I see more dehydrated patients than anything else, and even though dehydration is usually an auxiliary symptom of something more serious, the lack of hydration to the body is a very serious situation. Many people believe that athletes are the only people who need to worry about dehydration, but in reality, it should concern everyone.
Infants, young children and the elderly are those at the highest risk for dehydration because the turnover of fluids and electrolytes is the highest. If the loss of fluids becomes too severe, it is considered a life-threatening emergency.

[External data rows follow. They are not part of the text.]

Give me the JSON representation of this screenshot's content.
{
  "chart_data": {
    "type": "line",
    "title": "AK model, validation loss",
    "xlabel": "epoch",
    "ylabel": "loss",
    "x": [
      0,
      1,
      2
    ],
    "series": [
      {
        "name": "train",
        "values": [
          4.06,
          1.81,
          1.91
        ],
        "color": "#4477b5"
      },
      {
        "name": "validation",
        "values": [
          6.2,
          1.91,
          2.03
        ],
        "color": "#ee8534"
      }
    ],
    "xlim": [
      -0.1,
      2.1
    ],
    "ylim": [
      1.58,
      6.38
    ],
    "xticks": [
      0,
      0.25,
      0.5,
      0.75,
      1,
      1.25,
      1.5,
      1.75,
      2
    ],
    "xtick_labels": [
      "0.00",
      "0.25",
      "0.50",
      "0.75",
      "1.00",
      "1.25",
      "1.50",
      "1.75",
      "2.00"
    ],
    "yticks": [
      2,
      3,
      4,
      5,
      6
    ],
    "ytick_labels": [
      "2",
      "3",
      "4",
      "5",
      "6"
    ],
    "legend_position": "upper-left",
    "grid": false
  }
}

Dehydration is caused in two ways: either the patient has not taken in enough fluids, or the patient has lost too many fluids that have not been replenished. Vomiting and diarrhea are the two most common causes of dehydration. People with diabetes are also at an increased risk because of excessive urination. The intake of fluids should be greater than the amount of fluids leaving the body, which means that individuals with vomiting or diarrhea should be taking in more fluids than normal.
When patients are sick with other illnesses, their risk for dehydration increases. Afflicted by sore throats, nausea, or stomachaches, patients don’t want to drink anything at all, which causes them to receive too little fluids. Combined with the possibility of vomiting or diarrhea, this becomes a dangerous issue.
Dehydration can also be caused by excessive sweating or fever.
The most common symptoms of dehydration are dry mouth, low urine output, darkly colored urine, an inability to produce tears, sunken eyes and decreased energy. In extreme cases, the patient will have low blood pressure, a rapidly beating heart, poor skin tugor (elasticity), delayed capillary refill (when you press the skin, it blanches and does not return to normal color immediately) and possibly shock. In the worst case scenario, the patient will entire into a comatose state because they are unable to sustain consciousness with no fluids in the body.
For mild cases of dehydration, it is usually advisable to drink frequent, small amounts of fluid until the symptoms pass. If a patient tries to drink too much at once, it may induce vomiting. Infants and children can be given fluids through a syringe or with a teaspoon, if possible. For adults, water is usually the fluid of choice, but for infants and young children, an electrolyte-rich solution is preferable.
It is commonly thought that sports drinks such as Gatorade and PowerAde are the most effective methods of rehydration, but since they contain large amounts of sugar, they are more likely to induce vomiting. It is better to find an electrolyte beverage at your local pharmacy than to start drinking a sports drink. If Gatorade or PowerAde are your only options, choose a clear or yellow flavor, which are easier on the stomach.
For severe cases of dehydration, hospitalization may be necessary for intravenous fluids to be administered. When treated promptly, dehydration has no lasting effects, though untreated dehydration can result in catatonia, seizures or even brain damage.
In order to prevent dehydration, drink plenty of fluids every day. If it is hot outside, or if you are engaging in strenuous activity or exercise, then you should increase your fluid intake. Ill patients should be sure to continually drink small amounts of fluids, even when vomiting or experiencing diarrhea. Even a few sips every fifteen minutes will help to guard against dehydration.
Avoid sodas, other sugary drinks, milk and coffee when dehydrated, because these fluids will only serve to increase the level of dehydration, or possibly induce vomiting.